Kosovo Universum, the metal-working firm crammed into those workshops, is a rare model of industrial efficiency in one of Communist-ruled Yugoslavia's most backward southern regions. But the real anomaly of this factory is its manager.

Upstairs in the wood-paneled director's office, flanked by portraits of Lenin, Tito and Marilyn Monroe, is not a party appointee but Yugoslavia's biggest private businessman, a risk-taking former pop singer who built this firm from a garage into a $20 million-a-year business and now lectures anyone willing to listen on the virtues of free enterprise.

"Small-scale industry under private ownership is the key to resolving Yugoslavia's economic crisis," says Bogoljub Karic, the oldest of four brothers who founded and operate the Universum firm. "It doesn't matter if it's called Communist Yugoslavia -- this country must have a free economy."

With his hard-driving flair and can-do business sense, Karic and his family have become primary actors in one of Yugoslavia's loudest and most critical debates. The subject is whether this country's reform-oriented and nonaligned Communist government should restore private enterprise and ownership as a major factor in national production, easing a major economic crisis but risking a critical blow to the party's ideology and power.
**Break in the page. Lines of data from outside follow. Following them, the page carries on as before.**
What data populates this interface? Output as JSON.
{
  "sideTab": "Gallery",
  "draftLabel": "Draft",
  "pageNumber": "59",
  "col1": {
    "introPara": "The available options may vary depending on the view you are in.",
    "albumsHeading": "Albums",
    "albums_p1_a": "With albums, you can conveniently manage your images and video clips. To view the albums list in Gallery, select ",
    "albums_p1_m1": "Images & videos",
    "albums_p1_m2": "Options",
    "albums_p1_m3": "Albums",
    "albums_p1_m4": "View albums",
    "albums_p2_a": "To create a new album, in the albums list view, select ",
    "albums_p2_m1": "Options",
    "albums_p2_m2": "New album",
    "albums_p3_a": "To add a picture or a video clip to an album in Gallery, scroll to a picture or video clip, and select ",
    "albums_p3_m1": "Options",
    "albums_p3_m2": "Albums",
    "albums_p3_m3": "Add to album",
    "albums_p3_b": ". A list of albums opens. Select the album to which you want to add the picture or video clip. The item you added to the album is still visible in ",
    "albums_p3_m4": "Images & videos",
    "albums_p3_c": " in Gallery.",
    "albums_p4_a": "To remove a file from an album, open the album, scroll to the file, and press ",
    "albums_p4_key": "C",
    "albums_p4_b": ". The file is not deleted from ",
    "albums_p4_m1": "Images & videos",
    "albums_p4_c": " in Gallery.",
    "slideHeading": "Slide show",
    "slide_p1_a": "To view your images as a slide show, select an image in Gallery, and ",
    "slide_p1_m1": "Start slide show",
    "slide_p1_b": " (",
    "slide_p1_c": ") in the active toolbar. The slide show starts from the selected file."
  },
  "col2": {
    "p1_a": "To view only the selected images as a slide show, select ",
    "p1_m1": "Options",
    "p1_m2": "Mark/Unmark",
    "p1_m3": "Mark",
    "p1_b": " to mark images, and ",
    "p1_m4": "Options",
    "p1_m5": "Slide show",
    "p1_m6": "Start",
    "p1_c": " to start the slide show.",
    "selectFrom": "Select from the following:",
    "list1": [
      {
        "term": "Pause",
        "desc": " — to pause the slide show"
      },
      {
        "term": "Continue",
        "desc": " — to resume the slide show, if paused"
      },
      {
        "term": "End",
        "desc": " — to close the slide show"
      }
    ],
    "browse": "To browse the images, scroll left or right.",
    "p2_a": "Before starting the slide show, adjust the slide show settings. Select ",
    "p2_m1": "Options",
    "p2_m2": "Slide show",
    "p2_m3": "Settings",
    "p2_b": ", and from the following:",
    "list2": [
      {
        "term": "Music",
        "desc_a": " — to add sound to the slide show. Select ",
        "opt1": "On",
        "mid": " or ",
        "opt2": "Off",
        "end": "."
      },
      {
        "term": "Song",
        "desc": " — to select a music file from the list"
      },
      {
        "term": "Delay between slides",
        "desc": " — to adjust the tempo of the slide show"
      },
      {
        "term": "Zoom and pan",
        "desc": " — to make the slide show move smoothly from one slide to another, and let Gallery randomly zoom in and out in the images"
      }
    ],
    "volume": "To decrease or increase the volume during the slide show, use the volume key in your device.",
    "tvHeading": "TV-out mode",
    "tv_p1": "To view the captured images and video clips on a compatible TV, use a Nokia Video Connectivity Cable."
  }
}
This dilemma of private property is at the heart of struggles to reform the Soviet-style socialist economic systems around the communist world. Yugoslavia, a pioneer of reform since the 1950s, appears determined to produce one of the reform effort's most decisive outcomes: a landmark move to put up to 20 percent of its economy into private hands.
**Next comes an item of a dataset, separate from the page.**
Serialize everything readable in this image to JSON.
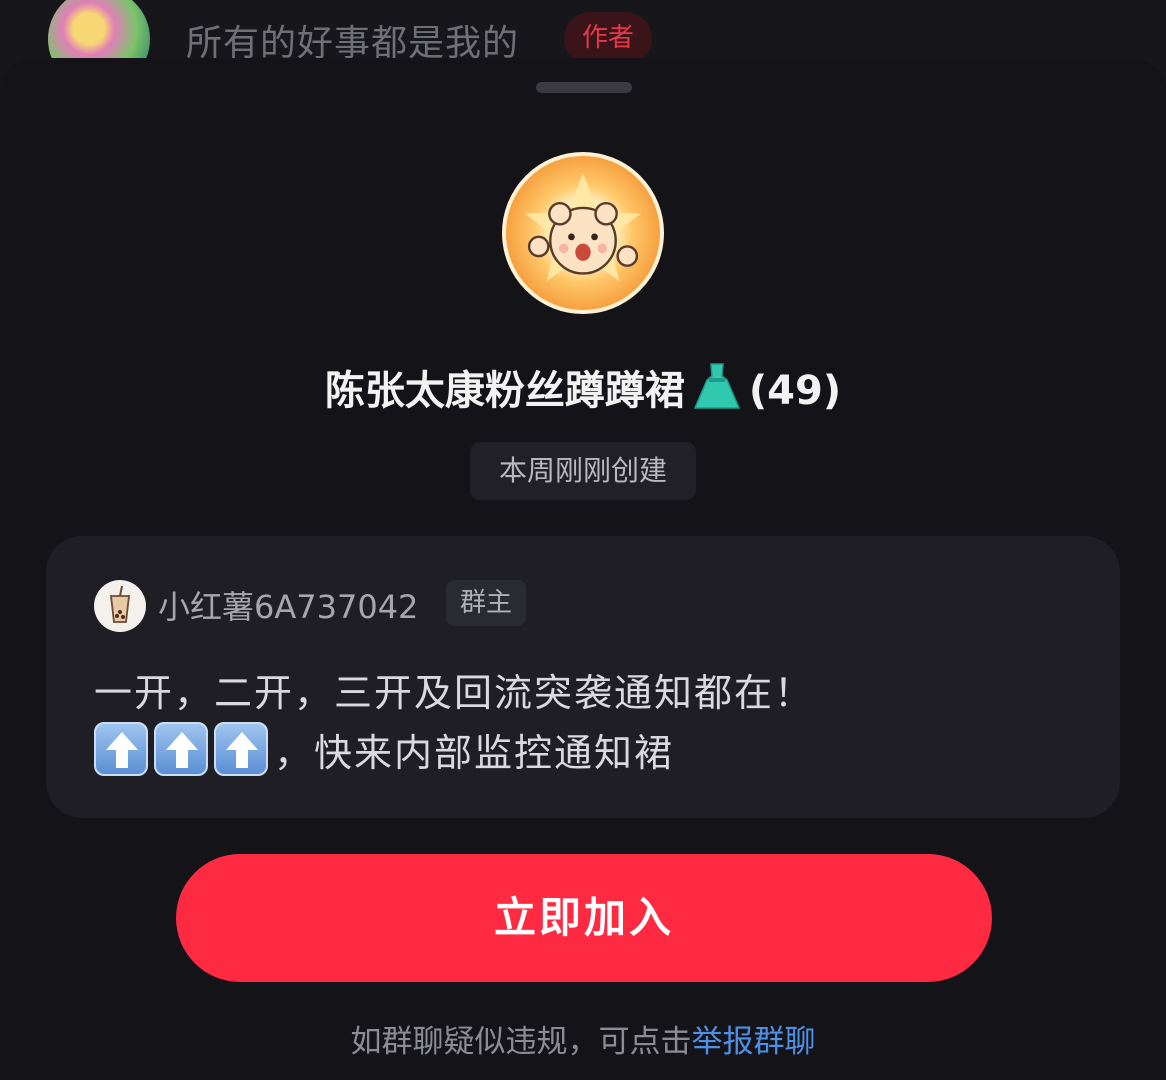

"There is no reason why we shouldn't have all forms of ownership," said Oskar Kovac, an economic minister in the federal government of Prime Minister Branko Mikulic. "The government has decided to build the private sector and try to use the resources of private citizens to help speed the growth of the whole economy."

The move to encourage private ownership began in 1984 when Yugoslavia adopted a restructuring program to resolve its economic problems, which include high inflation, foreign debts and unemployment. Mikulic's government, which took office last year, recently has speeded up the policy as the economy has continued to stagnate. The maximum amount of land that private farmers are permitted to own has been increased, and a new federal law recently doubled, from five to 10, the number of workers allowed in a private firm.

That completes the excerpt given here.